Mit 20 kam es in einer Beziehung durch meine Exfreundin dann wieder zu einem Übergriff.
Aber mir hat nie jemand geglaubt, keine einzige Tat, und irgendwann habe ich aufgehört zu reden. Mit 21 kam ich wieder in eine Klinik und mir wurde das erste Mal zugehört. Ich bekam ein Täterkontaktverbot ausgesprochen und wurde dort stabilisiert weil ich stark anorektisch war. Anschließend kam ich in eine Traumaklinik, eine ganz wunderbare, aber ich konnte von der Therapie nicht profitieren weil ich mich nie an die Stunden erinnern konnte.
Das fanden die Behandler*innen in Kombination mit der Traumavorgeschichte sehr verdächtig und nach einer langen Diagnostik wurde mir dann eine dissoziative Identitätsstörung diagnostiziert.
Die Klinik in welcher ich zur Stabilisierung war hat mir das Leben gerettet. Es hat mir das Leben gerettet, dass mir zugehört wurde und ich mit 21 endlich eine kPTBS diagnostiziert bekam. Davor meinten alle Therapeut*innen immer ich würde mich nur nicht genug anstrengen, ich hätte ja gar keinen Grund so drauf zu sein, meine Eltern würden mich ja lieben. Die könnten mich garnicht körperlich, psychisch oder sexuell misshandeln.
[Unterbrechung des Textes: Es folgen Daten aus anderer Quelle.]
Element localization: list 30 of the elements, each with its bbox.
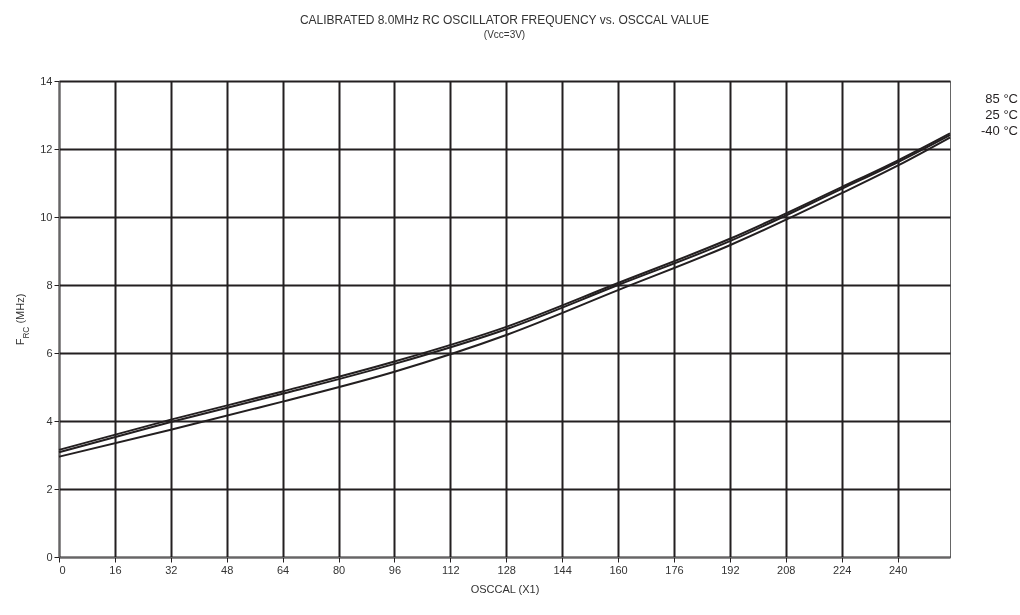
text: -40 °C <box>981 123 1018 139</box>
y-tick-label: 12 <box>40 142 53 155</box>
y-tick-label: 6 <box>46 346 53 359</box>
x-tick-label: 64 <box>277 563 290 576</box>
x-tick-label: 192 <box>721 563 740 576</box>
x-tick-label: 96 <box>388 563 402 576</box>
x-tick-label: 160 <box>609 563 628 576</box>
x-tick-label: 48 <box>221 563 234 576</box>
x-tick-label: 80 <box>332 563 346 576</box>
y-tick-label: 0 <box>46 550 53 563</box>
x-tick-label: 176 <box>665 563 684 576</box>
x-tick-label: 208 <box>777 563 796 576</box>
x-tick-label: 240 <box>888 563 908 576</box>
x-tick-label: 224 <box>833 563 852 576</box>
chart-subtitle: (Vcc=3V) <box>483 29 526 40</box>
x-tick-label: 144 <box>553 563 572 576</box>
x-tick-label: 0 <box>59 563 66 576</box>
x-tick-label: 16 <box>109 563 122 576</box>
y-tick-label: 8 <box>46 278 53 291</box>
x-axis-title: OSCCAL (X1) <box>470 582 540 595</box>
y-tick-label: 2 <box>46 482 53 495</box>
x-tick-label: 32 <box>165 563 178 576</box>
y-tick-label: 10 <box>40 210 53 223</box>
chart-title: CALIBRATED 8.0MHz RC OSCILLATOR FREQUENCY vs. OSCCAL VALUE <box>299 13 710 27</box>
x-tick-label: 128 <box>497 563 516 576</box>
text: 85 °C <box>985 91 1018 107</box>
text: 25 °C <box>985 107 1018 123</box>
y-tick-label: 4 <box>46 414 53 427</box>
x-tick-label: 112 <box>442 563 460 576</box>
y-tick-label: 14 <box>40 74 53 87</box>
In der Traumaklinik konnten wir wegen der DIS-Diagnose dann keine Traumaarbeit/Konfrontation des Traumas machen weil die Gefahr einer Retraumatisierung durch die Innenkinder zu hoch war und am Anfang hat mich das auch extrem gestört.
Aber mit der Zeit habe ich gelernt meinen Kopf zu schätzen. Ich bin dankbar, dass er mich am leben gehalten hat indem das Schlimme auf die anderen Anteile verteilt wurde.
Ich will inzwischen leben und bin dankbar da zu sein.
Immer wieder vertrauen mir die traumatisierten Anteile Sachen von früher an und ich bin jedes Mal so verstört davon und muss darauf klar kommen, dass solche Sachen passiert sind. Aber ich habe inzwischen gelernt, dass es vorbei ist und egal wie sehr es schmerzt und wie sauer ich bin dass meine Kindheit und Jugend für die Tonne war, ich lebe noch.
Ich habe inzwischen durch die inneren Anteile erfahren, dass es viele Täter*innen waren und meine Mutter nicht allein war. Aber auch sowas wird nur nach und nach mit mir geteilt. Und ich bin dankbar dafür. Dankbar, dass die anderen Anteile wissen wie viel sie mir auf einmal zumuten können und dann auch wieder aufhören mit dem berichten.
Zwar bin ich wütend auf alle die mich nie gesehen haben, mir nicht glauben wollten, mein Vertrauen missbraucht haben, aber ich lebe. Ich habe inzwischen wundervolle Menschen welche mich unterstützen, eine tolle Therapeutin, die Klinik in welche ich immer wieder für eine Intervallbehandlung zurückkehren werde und die extra eine DIS-Gruppe haben. Das System weiß dank der Therapie in der Klinik endlich was es für die Zukunft will, wir sind finanziell stabil und glücklich dort wo wir wohnen. Wir haben gelernt was uns gut tut, so tolle Hobbies entdeckt und haben inzwischen Mitgefühl mit jedem Anteil im System und wissen wie man die meisten glücklich machen kann. Unser Leben ist endlich gut, auch wenn es mal die Hölle war.
Und ich weiß, dass wieder schlimme Tage kommen werden, sicher auch schlechte Wochen und Monate, aber ich habe inzwischen wundervolle Menschen um mich herum und weiß, dass die mich auffangen werden.
Aber eine Sache die wünsche ich mir so sehr: dass Betroffenen ehrlich geglaubt wird, dass wir gesehen werden; weil es Leben rettet. Der Missbrauch wird nie zu stoppen sein, aber man kann früher vor den Täter*innen gerettet werden. Und wenn wir ewig weiter schweigen dann wird die Gewalt weiter im Geheimen stattfinden und nie greifbar sein. Kinder erfinden Gewalt an ihnen für gewöhnlich nicht, was hätten sie denn für einen Vorteil daraus?